For the next several years, Mister Rogers called me often and sent me many letters and books. In 1991, my mother was on the commencement committee for the University of Connecticut. The committee was searching for a commencement speaker and I suggested they ask Mister Rogers. He accepted the invitation and requested that I help him with his speech. I wrote that he should tell the students that they should be kind and do good things for others. I was 11 years old at the time and Mister Rogers quoted me word for word in his commencement address.

I can’t begin to describe how excited I was as my father, brother and I waited for Mister Rogers’ plane to arrive at the airport. We were to be his hosts for the entire commencement weekend. I was going to meet my lifelong hero while awake! He was just as I imagined he would be. His voice was so kind and gentle and we gave each other a huge hug. I could not help but cry with sheer happiness and hero worship. We did not stop talking the entire trip back from the airport. He told me that he was very proud of me and that he was excited about how hard I was working in school. He knew that the swelling on my brain which caused my two-month coma left me paralyzed on my right side. I had to relearn how to walk, talk and read again.

I looked forward to his phone calls and his encouraging words of support. What helped me most as I grew older and stronger were his words to me, “I like you just the way you are.” Mister Rogers also wrote to my brother, Brian, as he served in Americorps. When Brian became a member of the FDNY, he told him that he was proud of him and called him a true helper.

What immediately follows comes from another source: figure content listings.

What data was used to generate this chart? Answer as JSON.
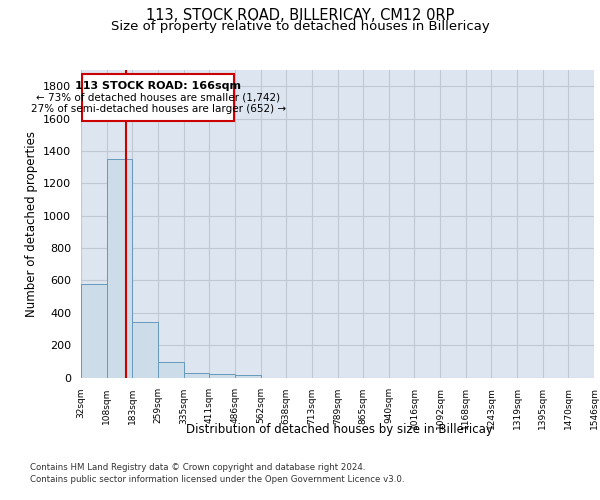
{
  "title": "113, STOCK ROAD, BILLERICAY, CM12 0RP",
  "subtitle": "Size of property relative to detached houses in Billericay",
  "xlabel": "Distribution of detached houses by size in Billericay",
  "ylabel": "Number of detached properties",
  "bar_edges": [
    32,
    108,
    183,
    259,
    335,
    411,
    486,
    562,
    638,
    713,
    789,
    865,
    940,
    1016,
    1092,
    1168,
    1243,
    1319,
    1395,
    1470,
    1546
  ],
  "bar_heights": [
    575,
    1350,
    345,
    95,
    30,
    22,
    18,
    0,
    0,
    0,
    0,
    0,
    0,
    0,
    0,
    0,
    0,
    0,
    0,
    0
  ],
  "bar_color": "#ccdce8",
  "bar_edgecolor": "#6699bb",
  "bar_linewidth": 0.7,
  "redline_x": 166,
  "ylim": [
    0,
    1900
  ],
  "yticks": [
    0,
    200,
    400,
    600,
    800,
    1000,
    1200,
    1400,
    1600,
    1800
  ],
  "grid_color": "#c0c8d4",
  "bg_color": "#dde6f0",
  "annotation_title": "113 STOCK ROAD: 166sqm",
  "annotation_line1": "← 73% of detached houses are smaller (1,742)",
  "annotation_line2": "27% of semi-detached houses are larger (652) →",
  "annotation_box_color": "#ffffff",
  "annotation_border_color": "#cc0000",
  "footer1": "Contains HM Land Registry data © Crown copyright and database right 2024.",
  "footer2": "Contains public sector information licensed under the Open Government Licence v3.0.",
  "title_fontsize": 10.5,
  "subtitle_fontsize": 9.5,
  "tick_labels": [
    "32sqm",
    "108sqm",
    "183sqm",
    "259sqm",
    "335sqm",
    "411sqm",
    "486sqm",
    "562sqm",
    "638sqm",
    "713sqm",
    "789sqm",
    "865sqm",
    "940sqm",
    "1016sqm",
    "1092sqm",
    "1168sqm",
    "1243sqm",
    "1319sqm",
    "1395sqm",
    "1470sqm",
    "1546sqm"
  ]
}
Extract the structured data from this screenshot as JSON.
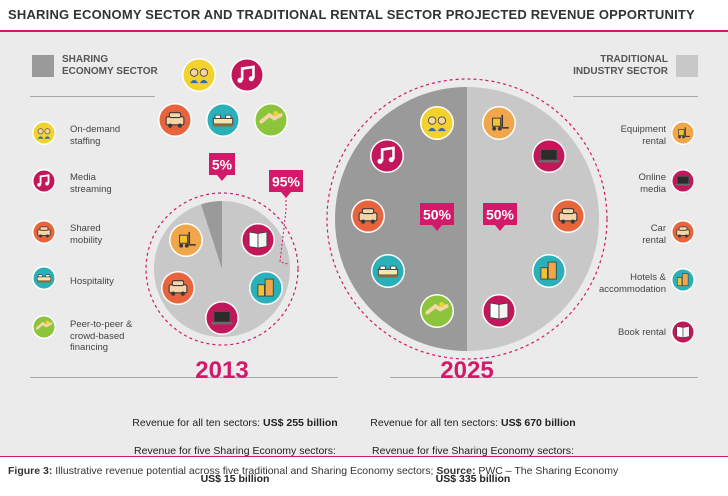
{
  "title": "SHARING ECONOMY SECTOR AND TRADITIONAL RENTAL SECTOR PROJECTED REVENUE OPPORTUNITY",
  "left_header": "SHARING\nECONOMY SECTOR",
  "right_header": "TRADITIONAL\nINDUSTRY SECTOR",
  "colors": {
    "accent": "#d2196a",
    "sharing": "#9a9a9a",
    "traditional": "#c8c8c8",
    "panel": "#ebebeb"
  },
  "left_legend": [
    {
      "label": "On-demand\nstaffing",
      "icon": "staffing-icon",
      "color": "#f2d22e"
    },
    {
      "label": "Media\nstreaming",
      "icon": "music-icon",
      "color": "#c2185b"
    },
    {
      "label": "Shared\nmobility",
      "icon": "car-icon",
      "color": "#e8643c"
    },
    {
      "label": "Hospitality",
      "icon": "bed-icon",
      "color": "#2ab0b8"
    },
    {
      "label": "Peer-to-peer &\ncrowd-based\nfinancing",
      "icon": "handshake-icon",
      "color": "#8cc43c"
    }
  ],
  "right_legend": [
    {
      "label": "Equipment\nrental",
      "icon": "forklift-icon",
      "color": "#f0a64a"
    },
    {
      "label": "Online\nmedia",
      "icon": "laptop-icon",
      "color": "#c2185b"
    },
    {
      "label": "Car\nrental",
      "icon": "car-icon",
      "color": "#e8643c"
    },
    {
      "label": "Hotels &\naccommodation",
      "icon": "buildings-icon",
      "color": "#2ab0b8"
    },
    {
      "label": "Book rental",
      "icon": "book-icon",
      "color": "#c2185b"
    }
  ],
  "chart_data": [
    {
      "type": "pie",
      "title": "2013",
      "slices": [
        {
          "name": "Sharing Economy",
          "value": 5,
          "label": "5%"
        },
        {
          "name": "Traditional",
          "value": 95,
          "label": "95%"
        }
      ],
      "revenue_line1_prefix": "Revenue for all ten sectors: ",
      "revenue_line1_value": "US$ 255 billion",
      "revenue_line2": "Revenue for five Sharing Economy sectors:",
      "revenue_line3": "US$ 15 billion"
    },
    {
      "type": "pie",
      "title": "2025",
      "slices": [
        {
          "name": "Sharing Economy",
          "value": 50,
          "label": "50%"
        },
        {
          "name": "Traditional",
          "value": 50,
          "label": "50%"
        }
      ],
      "revenue_line1_prefix": "Revenue for all ten sectors: ",
      "revenue_line1_value": "US$ 670 billion",
      "revenue_line2": "Revenue for five Sharing Economy sectors:",
      "revenue_line3": "US$ 335 billion"
    }
  ],
  "caption_label": "Figure 3:",
  "caption_text": " Illustrative revenue potential across five traditional and Sharing Economy sectors; ",
  "caption_source_label": "Source:",
  "caption_source": " PWC – The Sharing Economy"
}
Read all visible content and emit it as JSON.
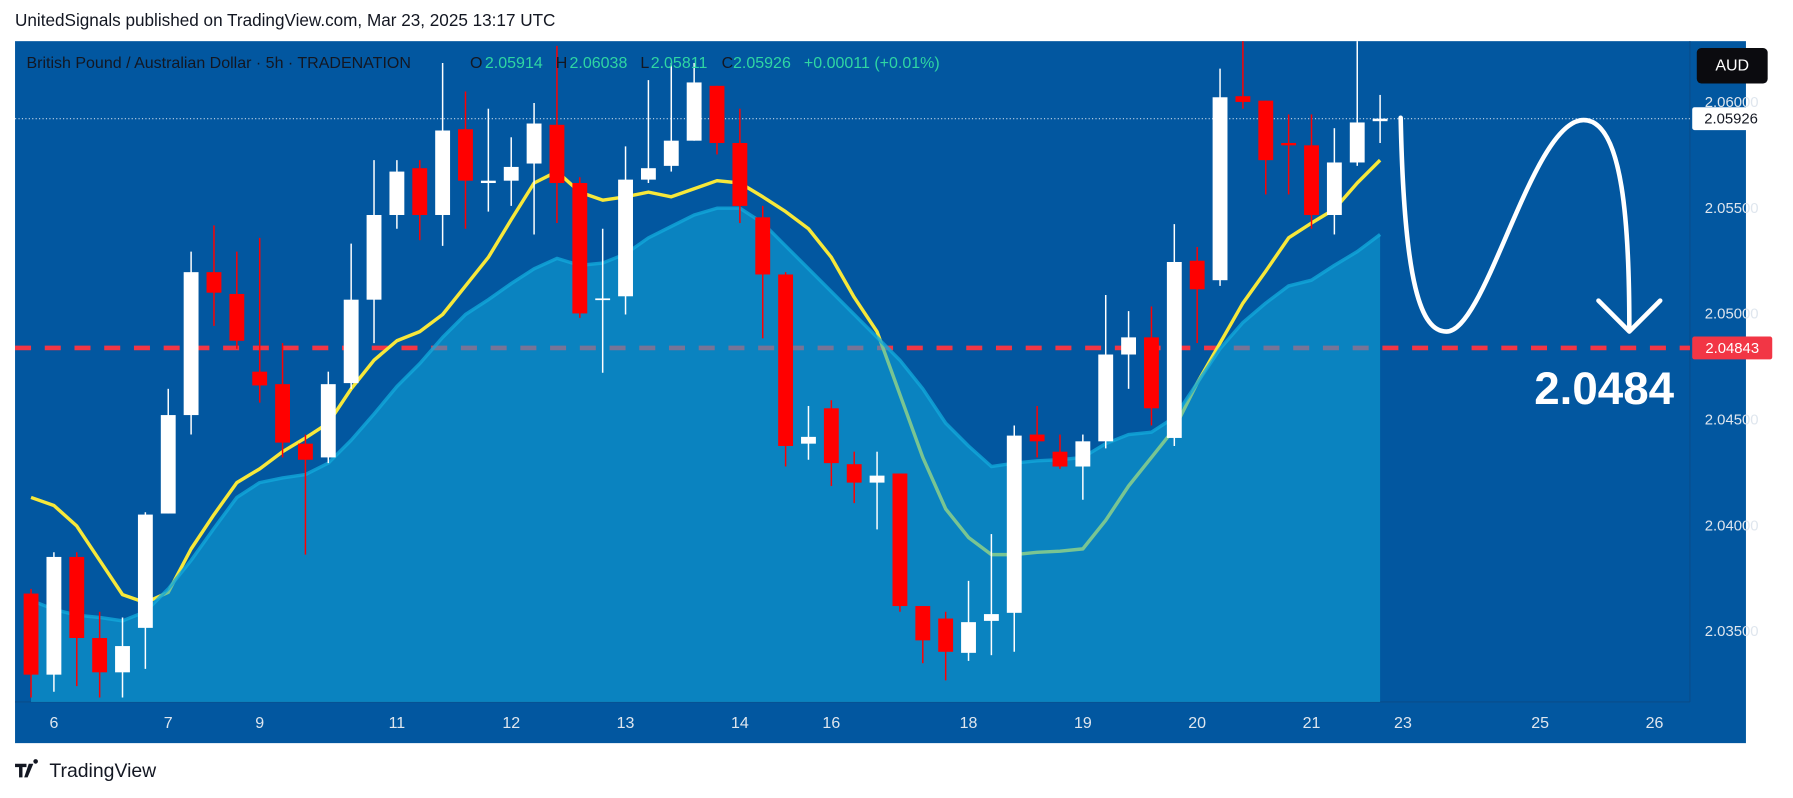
{
  "header": "UnitedSignals published on TradingView.com, Mar 23, 2025 13:17 UTC",
  "footer": "TradingView",
  "chart_data": {
    "type": "candlestick",
    "legend": {
      "symbol": "British Pound / Australian Dollar · 5h · TRADENATION",
      "labels": [
        "O",
        "H",
        "L",
        "C"
      ],
      "change": "+0.00011 (+0.01%)"
    },
    "currency": "AUD",
    "annotation": "2.0484",
    "open": [
      2.03683,
      2.033,
      2.03856,
      2.03473,
      2.03311,
      2.03521,
      2.04061,
      2.04526,
      2.05201,
      2.05098,
      2.04731,
      2.04672,
      2.04391,
      2.04326,
      2.04677,
      2.05071,
      2.05471,
      2.05692,
      2.05471,
      2.05876,
      2.05622,
      2.05633,
      2.05714,
      2.05897,
      2.05622,
      2.05071,
      2.05087,
      2.05638,
      2.05703,
      2.05822,
      2.06081,
      2.05811,
      2.0546,
      2.0519,
      2.04391,
      2.04558,
      2.04294,
      2.04207,
      2.0425,
      2.03624,
      2.03565,
      2.03403,
      2.03554,
      2.03592,
      2.04434,
      2.04353,
      2.04283,
      2.04402,
      2.04812,
      2.04893,
      2.04418,
      2.05255,
      2.05163,
      2.06032,
      2.06011,
      2.05811,
      2.058,
      2.05471,
      2.05719,
      2.05914
    ],
    "high": [
      2.03705,
      2.03878,
      2.03878,
      2.03597,
      2.0357,
      2.04067,
      2.0465,
      2.05298,
      2.05422,
      2.05298,
      2.05363,
      2.04866,
      2.04434,
      2.04731,
      2.05336,
      2.0573,
      2.0573,
      2.0573,
      2.06189,
      2.06054,
      2.05973,
      2.05838,
      2.06,
      2.0627,
      2.05649,
      2.05406,
      2.05795,
      2.06108,
      2.06189,
      2.06189,
      2.06081,
      2.05973,
      2.05514,
      2.05201,
      2.04569,
      2.04596,
      2.04353,
      2.04353,
      2.0425,
      2.03624,
      2.03597,
      2.03743,
      2.03964,
      2.04477,
      2.04569,
      2.04434,
      2.04434,
      2.05093,
      2.05017,
      2.05039,
      2.05428,
      2.0532,
      2.06162,
      2.06292,
      2.06011,
      2.05946,
      2.05946,
      2.05881,
      2.06292,
      2.06038
    ],
    "low": [
      2.03192,
      2.03219,
      2.03246,
      2.03192,
      2.03192,
      2.03327,
      2.04061,
      2.04434,
      2.04947,
      2.04839,
      2.04585,
      2.04326,
      2.03867,
      2.04299,
      2.0465,
      2.04866,
      2.05406,
      2.05352,
      2.05325,
      2.05406,
      2.05487,
      2.05514,
      2.05379,
      2.05433,
      2.04985,
      2.04726,
      2.05001,
      2.05622,
      2.05676,
      2.05822,
      2.05757,
      2.05433,
      2.04888,
      2.04283,
      2.04315,
      2.04191,
      2.0411,
      2.03986,
      2.03597,
      2.03354,
      2.03273,
      2.03365,
      2.03392,
      2.03408,
      2.04326,
      2.04272,
      2.04126,
      2.04369,
      2.0465,
      2.04477,
      2.0438,
      2.04866,
      2.05136,
      2.05973,
      2.05568,
      2.05568,
      2.05406,
      2.05379,
      2.05703,
      2.05811
    ],
    "close": [
      2.033,
      2.03856,
      2.03473,
      2.03311,
      2.03435,
      2.04056,
      2.04526,
      2.05201,
      2.05104,
      2.04877,
      2.04666,
      2.04396,
      2.04315,
      2.04672,
      2.05071,
      2.05471,
      2.05676,
      2.05471,
      2.0587,
      2.05633,
      2.05633,
      2.05698,
      2.05903,
      2.05622,
      2.05006,
      2.05077,
      2.05638,
      2.05692,
      2.05822,
      2.06097,
      2.05811,
      2.05514,
      2.0519,
      2.0438,
      2.04423,
      2.04299,
      2.04207,
      2.0424,
      2.03624,
      2.03462,
      2.03408,
      2.03548,
      2.03586,
      2.04429,
      2.04402,
      2.04283,
      2.04402,
      2.04812,
      2.04893,
      2.04558,
      2.05249,
      2.0512,
      2.06027,
      2.06005,
      2.0573,
      2.058,
      2.05471,
      2.05719,
      2.05908,
      2.05926
    ],
    "up_color": "#ffffff",
    "down_color": "#ff0000",
    "fast_line": {
      "color": "#f7e83a",
      "values": [
        2.04137,
        2.04099,
        2.04002,
        2.0384,
        2.03678,
        2.0364,
        2.03689,
        2.03894,
        2.04056,
        2.04207,
        2.04272,
        2.04353,
        2.04418,
        2.04488,
        2.0465,
        2.04785,
        2.04877,
        2.0492,
        2.05001,
        2.05136,
        2.05271,
        2.05449,
        2.05622,
        2.05676,
        2.05579,
        2.05541,
        2.05557,
        2.05579,
        2.05557,
        2.05595,
        2.05633,
        2.05622,
        2.05557,
        2.05487,
        2.05406,
        2.05271,
        2.05082,
        2.0492,
        2.04623,
        2.04326,
        2.04083,
        2.03948,
        2.03867,
        2.03867,
        2.03878,
        2.03883,
        2.03894,
        2.04029,
        2.04191,
        2.04326,
        2.04461,
        2.04677,
        2.04866,
        2.05055,
        2.05206,
        2.05363,
        2.05433,
        2.05498,
        2.05622,
        2.0573
      ]
    },
    "slow_area": {
      "color": "#12a8da",
      "values": [
        2.03651,
        2.03608,
        2.03581,
        2.0357,
        2.03554,
        2.03597,
        2.03705,
        2.0384,
        2.03991,
        2.04137,
        2.04207,
        2.04229,
        2.04245,
        2.04299,
        2.04407,
        2.04531,
        2.04661,
        2.04769,
        2.04893,
        2.05001,
        2.05071,
        2.05147,
        2.05217,
        2.05266,
        2.05233,
        2.05244,
        2.05287,
        2.05363,
        2.05417,
        2.05471,
        2.05503,
        2.05503,
        2.05433,
        2.05325,
        2.05217,
        2.05109,
        2.05001,
        2.04893,
        2.04785,
        2.0465,
        2.04488,
        2.0438,
        2.04283,
        2.04299,
        2.0431,
        2.04315,
        2.04326,
        2.04391,
        2.04434,
        2.04445,
        2.04515,
        2.04677,
        2.04839,
        2.04963,
        2.05055,
        2.05136,
        2.05163,
        2.05233,
        2.05298,
        2.05379
      ]
    },
    "level": 2.04843,
    "level_color": "#f23645",
    "last_price": 2.05926,
    "xlim": [
      -0.7,
      72.55
    ],
    "xticks": [
      {
        "value": 1,
        "label": "6"
      },
      {
        "value": 6,
        "label": "7"
      },
      {
        "value": 10,
        "label": "9"
      },
      {
        "value": 16,
        "label": "11"
      },
      {
        "value": 21,
        "label": "12"
      },
      {
        "value": 26,
        "label": "13"
      },
      {
        "value": 31,
        "label": "14"
      },
      {
        "value": 35,
        "label": "16"
      },
      {
        "value": 41,
        "label": "18"
      },
      {
        "value": 46,
        "label": "19"
      },
      {
        "value": 51,
        "label": "20"
      },
      {
        "value": 56,
        "label": "21"
      },
      {
        "value": 60,
        "label": "23"
      },
      {
        "value": 66,
        "label": "25"
      },
      {
        "value": 71,
        "label": "26"
      }
    ],
    "ylim": [
      2.03171,
      2.06292
    ],
    "yticks": [
      {
        "value": 2.035,
        "label": "2.03500"
      },
      {
        "value": 2.04,
        "label": "2.04000"
      },
      {
        "value": 2.045,
        "label": "2.04500"
      },
      {
        "value": 2.05,
        "label": "2.05000"
      },
      {
        "value": 2.055,
        "label": "2.05500"
      },
      {
        "value": 2.06,
        "label": "2.06000"
      }
    ],
    "grid": false
  }
}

Mister Rogers passed away on February 27, 2003. I could not get out of bed. I had lost a close real life friend and not just a TV friend. He meant the world to me. I was sad for him and sad for his wife, Joanne. Sad for his sons and grandsons. Sad for me and sad for the thousands of children who would not get to know him as I had. Obviously, I wish that I did not contract a rare brain disease. However, I am grateful that someone like Mister Rogers came into my life and helped me heal. Whenever I am in a scary or confusing situation, I remember his words, “Look for the helpers. There are always people who are helping.”

Thank you for helping me, Mister Rogers! I miss you!